LSO, UN NOUVEAU LIEN ENTRE LE PATIENT ET LE PHARMACIEN !

Par Margaux Quaggiotto Le mardi 16 octobre 2018

L’observance, un enjeu de santé publique

La loi HPST et la nouvelle convention pharmaceutique ont marqué la volonté des pouvoirs publics de renforcer le rôle du pharmacien dans l’accompagnement et la prise en charge des patients, notamment au travers de nouvelles missions et d’une évolution de son mode de rémunération.

Il est désormais amené à s’impliquer davantage dans des missions de prévention, de dépistage et d’accompagnement des malades chroniques, notamment des patients sous anticoagulants oraux, asthmatiques et/ou âgés polymédiqués pour lesquels le pharmacien est aujourd’hui rémunéré

 

Moins de 1 français sur 2 suit son traitement en totalité* De 8000 à 12000 décès et 1M journées d’hospitalisation* Un coût estimé à 9 milliards par an*

Le Logiciel de suivi d’observance

C’est dans ce contexte que Pharmagest a développé le Logiciel de Suivi d’Observance (LSO), un logiciel gratuit et sécurisé, qui permet au pharmacien de proposer à ses patients d’être suivis dans le cadre de différents programmes,  conventionnels (AOD, Asthme), de type bien être-(bilan nutritionnel), liés à l’observance ou au suivi de pathologies chroniques (Bilan partagé de médication).

Le pharmacien peut ainsi :

  • Proposer en cours de délivrance, selon le profil du patient, d’ouvrir un dossier de suivi pour un programme donné ;
  • Recueillir et archiver les informations de santé indispensables au bon suivi du patient ;
  • Suivre les prises de ses patients si ceux-ci utilisent des dispositifs tels que Ma Pharmacie Mobile ou le DO-Pill ;
  • Mener des entretiens pharmaceutiques (à l’aide de questionnaires intégrés) ;
  • Faire des relevés de constantes (tension, poids, pouls, glycémie…) et suivre leur évolution ;
  • Gérer les rendez-vous avec les patients ;
  • Ou encore s’appuyer sur des supports conseils multimédia.
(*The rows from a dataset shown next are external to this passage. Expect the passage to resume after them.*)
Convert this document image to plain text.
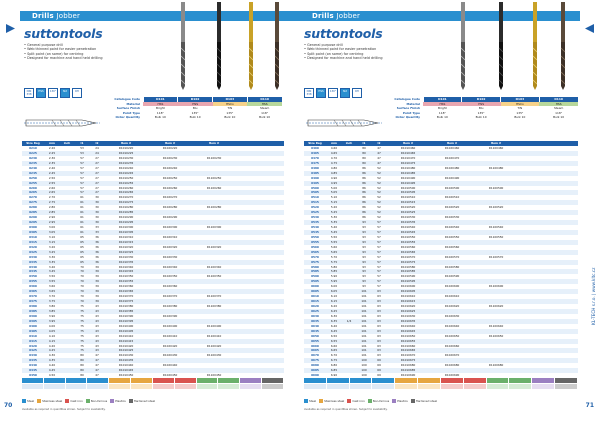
Drills Jobber
suttontools
• General purpose drill
• Web thinned point for easier penetration
• Split point (on some) for centring
• Designed for machine and hand held drilling
DIN 338
HSS	130°	Std	RH
Catalogue Code	D101	D102	D103	D110
Material	HSS	HSS	HSCo	HSS
Surface Finish	Bright	Blu	TiN	Steam
Point Type	118°	135°	135°	118°
Order Quantity	Bulk 10	Bulk 10	Bulk 10	Bulk 10
Size Reg	mm	inch	l1	l2	Item #	Item #	Item #
0219	2.20	53	24	D1010220	D1020220
0225	2.25	53	24	D1010225
0230	2.30	57	27	D1010230	D1020230	D1100230
0235	2.35	57	27	D1010235
0240	2.40	57	27	D1010240	D1020240
0245	2.45	57	27	D1010245
0250	2.50	57	27	D1010250	D1020250	D1100250
0255	2.55	57	27	D1010255
0260	2.60	57	27	D1010260	D1020260	D1100260
0265	2.65	57	27	D1010265
0270	2.70	61	30	D1010270	D1020270
0275	2.75	61	30	D1010275
0280	2.80	61	30	D1010280	D1020280	D1100280
0285	2.85	61	30	D1010285
0290	2.90	61	30	D1010290	D1020290
0295	2.95	61	30	D1010295
0300	3.00	61	33	D1010300	D1020300	D1100300
0305	3.05	61	33	D1010305
0310	3.10	65	36	D1010310	D1020310
0315	3.15	65	36	D1010315
0320	3.20	65	36	D1010320	D1020320	D1100320
0325	3.25	65	36	D1010325
0330	3.30	65	36	D1010330	D1020330
0335	3.35	65	36	D1010335
0340	3.40	70	39	D1010340	D1020340	D1100340
0345	3.45	70	39	D1010345
0350	3.50	70	39	D1010350	D1020350	D1100350
0355	3.55	70	39	D1010355
0360	3.60	70	39	D1010360	D1020360
0365	3.65	70	39	D1010365
0370	3.70	70	39	D1010370	D1020370	D1100370
0375	3.75	70	39	D1010375
0380	3.80	75	43	D1010380	D1020380	D1100380
0385	3.85	75	43	D1010385
0390	3.90	75	43	D1010390	D1020390
0395	3.95	75	43	D1010395
0400	4.00	75	43	D1010400	D1020400	D1100400
0405	4.05	75	43	D1010405
0410	4.10	75	43	D1010410	D1020410	D1100410
0415	4.15	75	43	D1010415
0420	4.20	75	43	D1010420	D1020420	D1100420
0425	4.25	75	43	D1010425
0430	4.30	80	47	D1010430	D1020430	D1100430
0435	4.35	80	47	D1010435
0440	4.40	80	47	D1010440	D1020440
0445	4.45	80	47	D1010445
0450	4.50	80	47	D1010450	D1020450	D1100450
Steel	Stainless steel	Cast iron	Non-ferrous	Plastics	Hardened steel
Available as required in quantities shown. Subject to availability.
70
Drills Jobber
suttontools
• General purpose drill
• Web thinned point for easier penetration
• Split point (on some) for centring
• Designed for machine and hand held drilling
DIN 338
HSS	130°	Std	RH
Catalogue Code	D101	D102	D103	D110
Material	HSS	HSS	HSCo	HSS
Surface Finish	Bright	Blu	TiN	Steam
Point Type	118°	135°	135°	118°
Order Quantity	Bulk 10	Bulk 10	Bulk 10	Bulk 10
Size Reg	mm	inch	l1	l2	Item #	Item #	Item #
0460	4.60	80	47	D1010460	D1020460	D1100460
0465	4.65	80	47	D1010465
0470	4.70	80	47	D1010470	D1020470
0475	4.75	80	47	D1010475
0480	4.80	86	52	D1010480	D1020480	D1100480
0485	4.85	86	52	D1010485
0490	4.90	86	52	D1010490	D1020490
0495	4.95	86	52	D1010495
0500	5.00	86	52	D1010500	D1020500	D1100500
0505	5.05	86	52	D1010505
0510	5.10	86	52	D1010510	D1020510
0515	5.15	86	52	D1010515
0520	5.20	86	52	D1010520	D1020520	D1100520
0525	5.25	86	52	D1010525
0530	5.30	86	52	D1010530	D1020530
0535	5.35	93	57	D1010535
0540	5.40	93	57	D1010540	D1020540	D1100540
0545	5.45	93	57	D1010545
0550	5.50	93	57	D1010550	D1020550	D1100550
0555	5.55	93	57	D1010555
0560	5.60	93	57	D1010560	D1020560
0565	5.65	93	57	D1010565
0570	5.70	93	57	D1010570	D1020570	D1100570
0575	5.75	93	57	D1010575
0580	5.80	93	57	D1010580	D1020580
0585	5.85	93	57	D1010585
0590	5.90	93	57	D1010590	D1020590
0595	5.95	93	57	D1010595
0600	6.00	93	57	D1010600	D1020600	D1100600
0605	6.05	101	63	D1010605
0610	6.10	101	63	D1010610	D1020610
0615	6.15	101	63	D1010615
0620	6.20	101	63	D1010620	D1020620	D1100620
0625	6.25	101	63	D1010625
0630	6.30	101	63	D1010630	D1020630
0635	6.35	1/4	101	63	D1010635
0640	6.40	101	63	D1010640	D1020640	D1100640
0645	6.45	101	63	D1010645
0650	6.50	101	63	D1010650	D1020650	D1100650
0655	6.55	101	63	D1010655
0660	6.60	101	63	D1010660	D1020660
0665	6.65	101	63	D1010665
0670	6.70	101	63	D1010670	D1020670
0675	6.75	109	69	D1010675
0680	6.80	109	69	D1010680	D1020680	D1100680
0685	6.85	109	69	D1010685
0690	6.90	109	69	D1010690	D1020690
KL-TECH s.r.o. | www.kltc.cz
Steel	Stainless steel	Cast iron	Non-ferrous	Plastics	Hardened steel
Available as required in quantities shown. Subject to availability.
71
Le LSO en quelques chiffres

L’intégration du Bilan Partagé de Médication dans le LSO

En 2018, les avenants conventionnels n°11 et n°12 complètent les missions du pharmacien dans l’accompagnement de la prise en charge du patient atteint de maladies chroniques avec la mise en place du Bilan Partagé de Médication.

Il a pour objectifs d’améliorer l’observance du patient âgé polymédiqué et de lutter contre l’iatrogénie médicamenteuse. La mise en place prochainement du bilan partagé de médication dans le LSO permettra au pharmacien :

  • De répondre aux interrogations de ses patients sur leurs traitements et leurs effets
  • De les aider dans l’appropriation et l’adhésion à leurs traitements
  • D’optimiser les prises de médicaments

Le bilan de médication doit être librement consenti par le patient et concerne toute personne de 65 ans et plus, souffrant d’au moins une ALD, ou toute personne âgée de 75 ans et plus, bénéficiant de traitements pour lesquels au moins cinq molécules sont prescrites pour une durée d’au moins six mois.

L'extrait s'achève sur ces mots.